- Conference: Southwestern Athletic Conference
- Record: 3–8 (2–5 SWAC)
- Head coach: Eddie Robinson (55th season);
- Home stadium: Eddie G. Robinson Memorial Stadium

= 1997 Grambling State Tigers football team =

American college football season

The 1997 Grambling State Tigers football team represented Grambling State University as a member of the Southwestern Athletic Conference (SWAC) during the 1997 NCAA Division I-AA football season. The Tigers were led by head coach Eddie Robinson in his 55th year and finished the season with a record of three wins and eight losses (3–8, 2–5 SWAC). The Tigers offense scored 187 points while the defense allowed 258 points.

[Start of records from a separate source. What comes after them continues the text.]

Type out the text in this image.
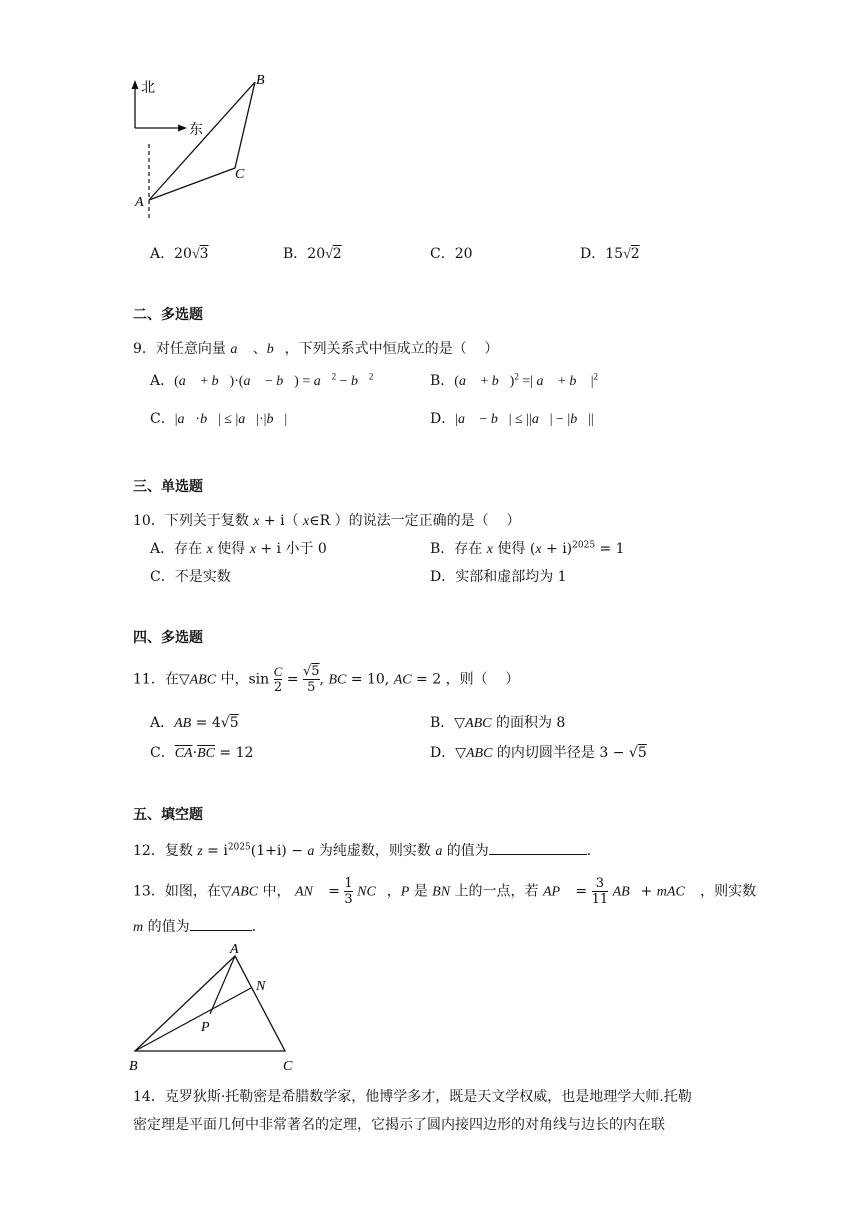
北
东
A
B
C
A．20√3	B．20√2	C．20	D．15√2
二、多选题
9．对任意向量 a⃗ 、b⃗，下列关系式中恒成立的是（    ）
A．(a⃗ + b⃗)·(a⃗ − b⃗) = a⃗$^2$ − b⃗$^2$	B．(a⃗ + b⃗)$^2$ =| a⃗ + b⃗ $|^2$
C．|a⃗·b⃗| ≤ |a⃗|·|b⃗|	D．|a⃗ − b⃗| ≤ ||a⃗| − |b⃗||
三、单选题
10．下列关于复数 x + i（ x∈R ）的说法一定正确的是（    ）
A．存在 x 使得 x + i 小于 0	B．存在 x 使得 $(x + i)^{2025} = 1$
C．不是实数	D．实部和虚部均为 1
四、多选题
11．在▽ABC 中，$\sin \frac{C}{2} = \frac{√5}{5}$ , BC = 10, AC = 2 ，则（    ）
A．AB = 4√5	B．▽ABC 的面积为 8
C．$\overline{CA}\cdot\overline{BC} = 12$	D．▽ABC 的内切圆半径是 3 − √5
五、填空题
12．复数 $z = i^{2025}(1+i) - a$ 为纯虚数，则实数 a 的值为	.
13．如图，在▽ABC 中， AN⃗ = $\frac{1}{3}$ NC⃗，P 是 BN 上的一点，若 AP⃗ = $\frac{3}{11}$ AB⃗+ mAC⃗ ，则实数
m 的值为	.
A
B	C
N
P
14．克罗狄斯·托勒密是希腊数学家，他博学多才，既是天文学权威，也是地理学大师.托勒
密定理是平面几何中非常著名的定理，它揭示了圆内接四边形的对角线与边长的内在联
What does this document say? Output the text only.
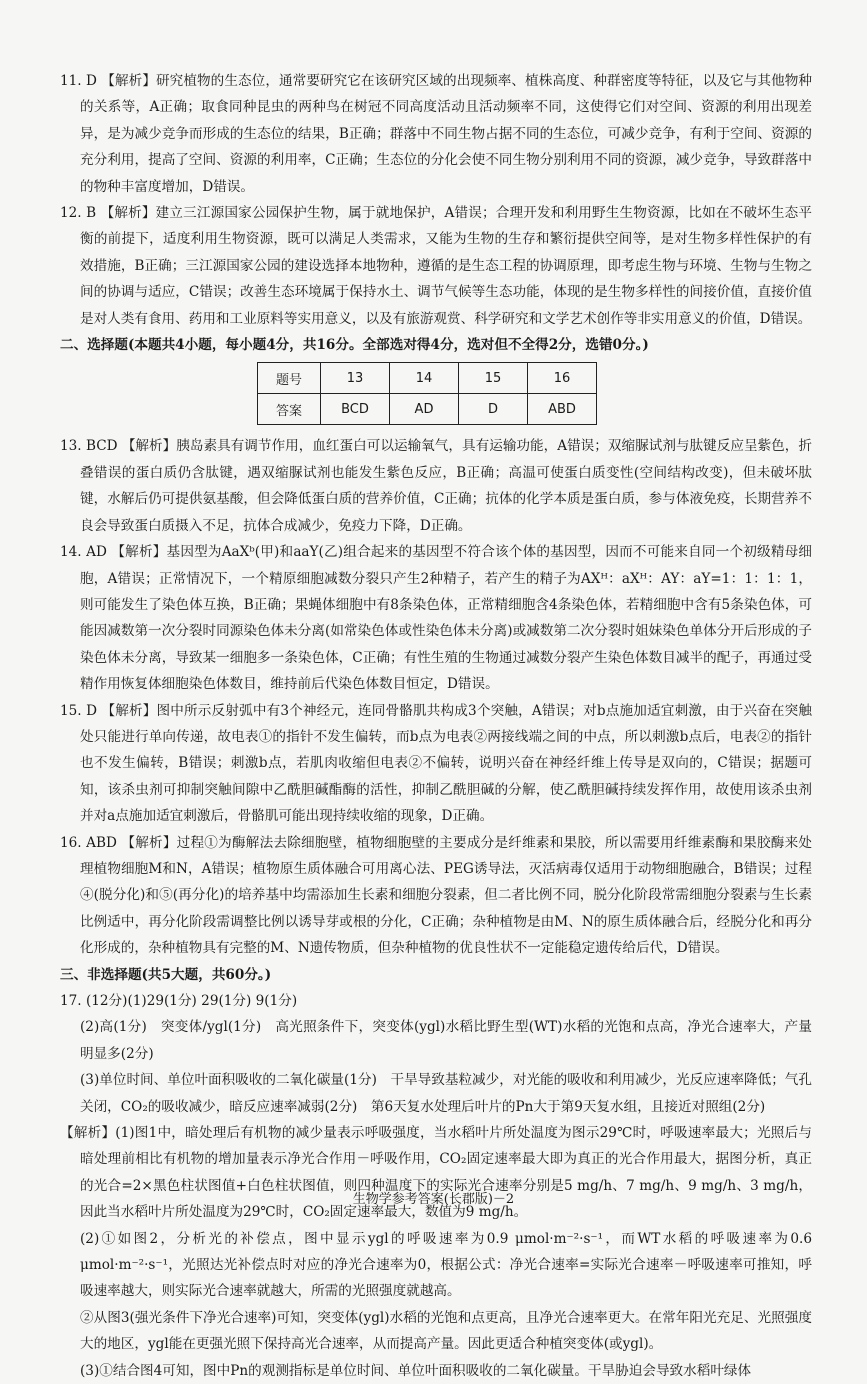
11. D 【解析】研究植物的生态位，通常要研究它在该研究区域的出现频率、植株高度、种群密度等特征，以及它与其他物种的关系等，A正确；取食同种昆虫的两种鸟在树冠不同高度活动且活动频率不同，这使得它们对空间、资源的利用出现差异，是为减少竞争而形成的生态位的结果，B正确；群落中不同生物占据不同的生态位，可减少竞争，有利于空间、资源的充分利用，提高了空间、资源的利用率，C正确；生态位的分化会使不同生物分别利用不同的资源，减少竞争，导致群落中的物种丰富度增加，D错误。

12. B 【解析】建立三江源国家公园保护生物，属于就地保护，A错误；合理开发和利用野生生物资源，比如在不破坏生态平衡的前提下，适度利用生物资源，既可以满足人类需求，又能为生物的生存和繁衍提供空间等，是对生物多样性保护的有效措施，B正确；三江源国家公园的建设选择本地物种，遵循的是生态工程的协调原理，即考虑生物与环境、生物与生物之间的协调与适应，C错误；改善生态环境属于保持水土、调节气候等生态功能，体现的是生物多样性的间接价值，直接价值是对人类有食用、药用和工业原料等实用意义，以及有旅游观赏、科学研究和文学艺术创作等非实用意义的价值，D错误。

二、选择题(本题共4小题，每小题4分，共16分。全部选对得4分，选对但不全得2分，选错0分。)

题号	13	14	15	16
答案	BCD	AD	D	ABD

13. BCD 【解析】胰岛素具有调节作用，血红蛋白可以运输氧气，具有运输功能，A错误；双缩脲试剂与肽键反应呈紫色，折叠错误的蛋白质仍含肽键，遇双缩脲试剂也能发生紫色反应，B正确；高温可使蛋白质变性(空间结构改变)，但未破坏肽键，水解后仍可提供氨基酸，但会降低蛋白质的营养价值，C正确；抗体的化学本质是蛋白质，参与体液免疫，长期营养不良会导致蛋白质摄入不足，抗体合成减少，免疫力下降，D正确。

14. AD 【解析】基因型为AaXᵇ(甲)和aaY(乙)组合起来的基因型不符合该个体的基因型，因而不可能来自同一个初级精母细胞，A错误；正常情况下，一个精原细胞减数分裂只产生2种精子，若产生的精子为AXᴴ：aXᴴ：AY：aY=1：1：1：1，则可能发生了染色体互换，B正确；果蝇体细胞中有8条染色体，正常精细胞含4条染色体，若精细胞中含有5条染色体，可能因减数第一次分裂时同源染色体未分离(如常染色体或性染色体未分离)或减数第二次分裂时姐妹染色单体分开后形成的子染色体未分离，导致某一细胞多一条染色体，C正确；有性生殖的生物通过减数分裂产生染色体数目减半的配子，再通过受精作用恢复体细胞染色体数目，维持前后代染色体数目恒定，D错误。

15. D 【解析】图中所示反射弧中有3个神经元，连同骨骼肌共构成3个突触，A错误；对b点施加适宜刺激，由于兴奋在突触处只能进行单向传递，故电表①的指针不发生偏转，而b点为电表②两接线端之间的中点，所以刺激b点后，电表②的指针也不发生偏转，B错误；刺激b点，若肌肉收缩但电表②不偏转，说明兴奋在神经纤维上传导是双向的，C错误；据题可知，该杀虫剂可抑制突触间隙中乙酰胆碱酯酶的活性，抑制乙酰胆碱的分解，使乙酰胆碱持续发挥作用，故使用该杀虫剂并对a点施加适宜刺激后，骨骼肌可能出现持续收缩的现象，D正确。

16. ABD 【解析】过程①为酶解法去除细胞壁，植物细胞壁的主要成分是纤维素和果胶，所以需要用纤维素酶和果胶酶来处理植物细胞M和N，A错误；植物原生质体融合可用离心法、PEG诱导法，灭活病毒仅适用于动物细胞融合，B错误；过程④(脱分化)和⑤(再分化)的培养基中均需添加生长素和细胞分裂素，但二者比例不同，脱分化阶段常需细胞分裂素与生长素比例适中，再分化阶段需调整比例以诱导芽或根的分化，C正确；杂种植物是由M、N的原生质体融合后，经脱分化和再分化形成的，杂种植物具有完整的M、N遗传物质，但杂种植物的优良性状不一定能稳定遗传给后代，D错误。

三、非选择题(共5大题，共60分。)

17. (12分)(1)29(1分) 29(1分) 9(1分)

(2)高(1分)　突变体/ygl(1分)　高光照条件下，突变体(ygl)水稻比野生型(WT)水稻的光饱和点高，净光合速率大，产量明显多(2分)

(3)单位时间、单位叶面积吸收的二氧化碳量(1分)　干旱导致基粒减少，对光能的吸收和利用减少，光反应速率降低；气孔关闭，CO₂的吸收减少，暗反应速率减弱(2分)　第6天复水处理后叶片的Pn大于第9天复水组，且接近对照组(2分)

【解析】(1)图1中，暗处理后有机物的减少量表示呼吸强度，当水稻叶片所处温度为图示29℃时，呼吸速率最大；光照后与暗处理前相比有机物的增加量表示净光合作用－呼吸作用，CO₂固定速率最大即为真正的光合作用最大，据图分析，真正的光合=2×黑色柱状图值+白色柱状图值，则四种温度下的实际光合速率分别是5 mg/h、7 mg/h、9 mg/h、3 mg/h，因此当水稻叶片所处温度为29℃时，CO₂固定速率最大，数值为9 mg/h。

(2)①如图2，分析光的补偿点，图中显示ygl的呼吸速率为0.9 μmol·m⁻²·s⁻¹，而WT水稻的呼吸速率为0.6 μmol·m⁻²·s⁻¹，光照达光补偿点时对应的净光合速率为0，根据公式：净光合速率=实际光合速率－呼吸速率可推知，呼吸速率越大，则实际光合速率就越大，所需的光照强度就越高。

②从图3(强光条件下净光合速率)可知，突变体(ygl)水稻的光饱和点更高，且净光合速率更大。在常年阳光充足、光照强度大的地区，ygl能在更强光照下保持高光合速率，从而提高产量。因此更适合种植突变体(或ygl)。

(3)①结合图4可知，图中Pn的观测指标是单位时间、单位叶面积吸收的二氧化碳量。干旱胁迫会导致水稻叶绿体

生物学参考答案(长郡版)－2
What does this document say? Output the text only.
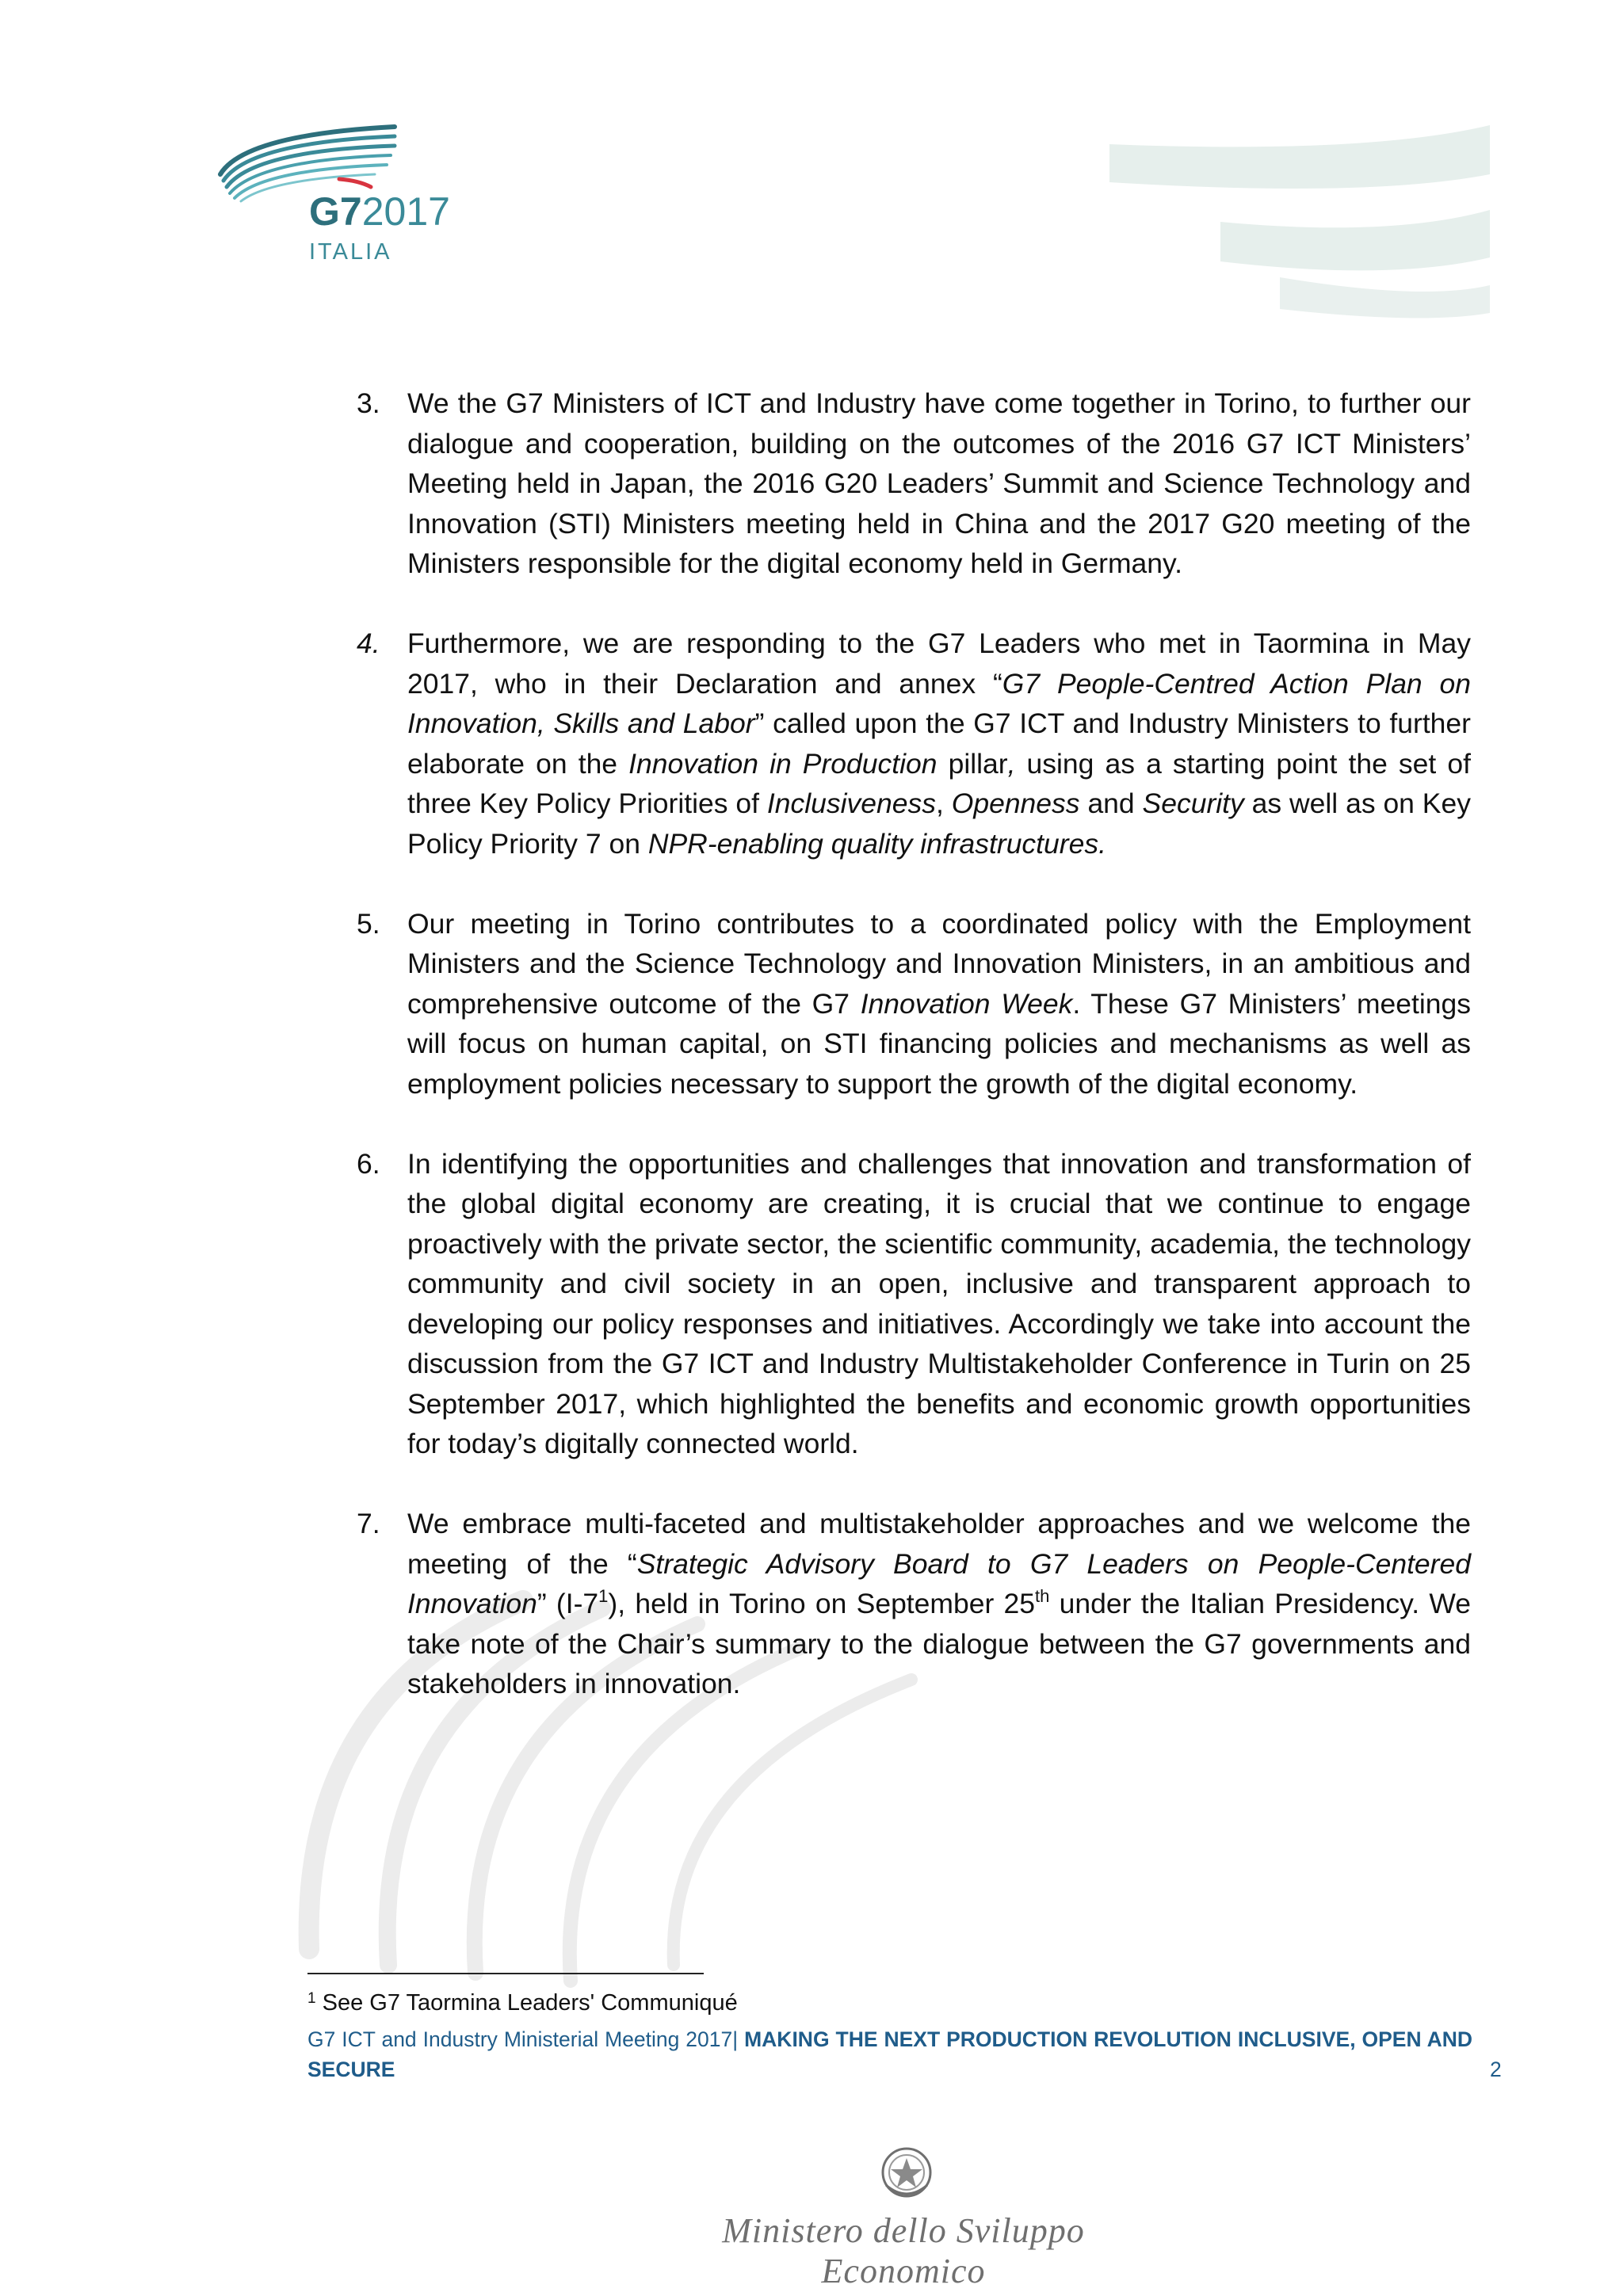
G72017
ITALIA
3. We the G7 Ministers of ICT and Industry have come together in Torino, to further our dialogue and cooperation, building on the outcomes of the 2016 G7 ICT Ministers’ Meeting held in Japan, the 2016 G20 Leaders’ Summit and Science Technology and Innovation (STI) Ministers meeting held in China and the 2017 G20 meeting of the Ministers responsible for the digital economy held in Germany.
4. Furthermore, we are responding to the G7 Leaders who met in Taormina in May 2017, who in their Declaration and annex “G7 People-Centred Action Plan on Innovation, Skills and Labor” called upon the G7 ICT and Industry Ministers to further elaborate on the Innovation in Production pillar, using as a starting point the set of three Key Policy Priorities of Inclusiveness, Openness and Security as well as on Key Policy Priority 7 on NPR-enabling quality infrastructures.
5. Our meeting in Torino contributes to a coordinated policy with the Employment Ministers and the Science Technology and Innovation Ministers, in an ambitious and comprehensive outcome of the G7 Innovation Week. These G7 Ministers’ meetings will focus on human capital, on STI financing policies and mechanisms as well as employment policies necessary to support the growth of the digital economy.
6. In identifying the opportunities and challenges that innovation and transformation of the global digital economy are creating, it is crucial that we continue to engage proactively with the private sector, the scientific community, academia, the technology community and civil society in an open, inclusive and transparent approach to developing our policy responses and initiatives. Accordingly we take into account the discussion from the G7 ICT and Industry Multistakeholder Conference in Turin on 25 September 2017, which highlighted the benefits and economic growth opportunities for today’s digitally connected world.
7. We embrace multi-faceted and multistakeholder approaches and we welcome the meeting of the “Strategic Advisory Board to G7 Leaders on People-Centered Innovation” $(I-7^1)$, held in Torino on September 25th under the Italian Presidency. We take note of the Chair’s summary to the dialogue between the G7 governments and stakeholders in innovation.
$^1$ See G7 Taormina Leaders' Communiqué
G7 ICT and Industry Ministerial Meeting 2017| MAKING THE NEXT PRODUCTION REVOLUTION INCLUSIVE, OPEN AND SECURE	2
Ministero dello Sviluppo Economico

This was Eddie Robinson's final season as head coach. Robinson spent fifty-six years as the head coach at historically black Grambling State University in Grambling in Lincoln Parish in northern Louisiana, from 1941 through 1997.

==Schedule==

| Date | Opponent | Site | Result | Attendance | Source |
| September 6 | at Alcorn State | Jack Spinks Stadium; Lorman, MS; | L 20–44 |  |  |
| September 20 | at Langston* | Taft Stadium; Oklahoma City, OK; | W 20–0 | 20,000 |  |
| September 27 | vs. Hampton* | Giants Stadium; East Rutherford, NJ (Urban League Classic); | L 7–42 | 49,156 |  |
| October 4 | vs. Prairie View A&M | Cotton Bowl; Dallas, TX (rivalry); | W 33–6 | 55,119 |  |
| October 11 | Mississippi Valley State | Eddie G. Robinson Memorial Stadium; Grambling, LA; | W 20–13 |  |  |
| October 18 | vs. Arkansas–Pine Bluff | Independence Stadium; Shreveport, LA (Red River Classic); | L 16–22 | 13,004 |  |
| October 25 | at No. 20 Jackson State | Mississippi Veterans Memorial Stadium; Jackson, MS; | L 0–23 | 35,430 |  |
| November 1 | Texas Southern | Eddie G. Robinson Memorial Stadium; Grambling, LA; | L 16–21 |  |  |
| November 9 | at Alabama State | Cramton Bowl; Montgomery, AL; | L 13–20 |  |  |
| November 15 | North Carolina A&T* | Eddie G. Robinson Memorial Stadium; Grambling, LA; | L 35–37 |  |  |
| November 29 | vs. Southern | Louisiana Superdome; New Orleans, LA (Bayou Classic); | L 7–30 |  |  |
*Non-conference game; Homecoming; Rankings from The Sports Network Poll released prior to the game;

==Team players in the NFL==
- None of the players from the Tigers were drafted in the 1998 NFL draft.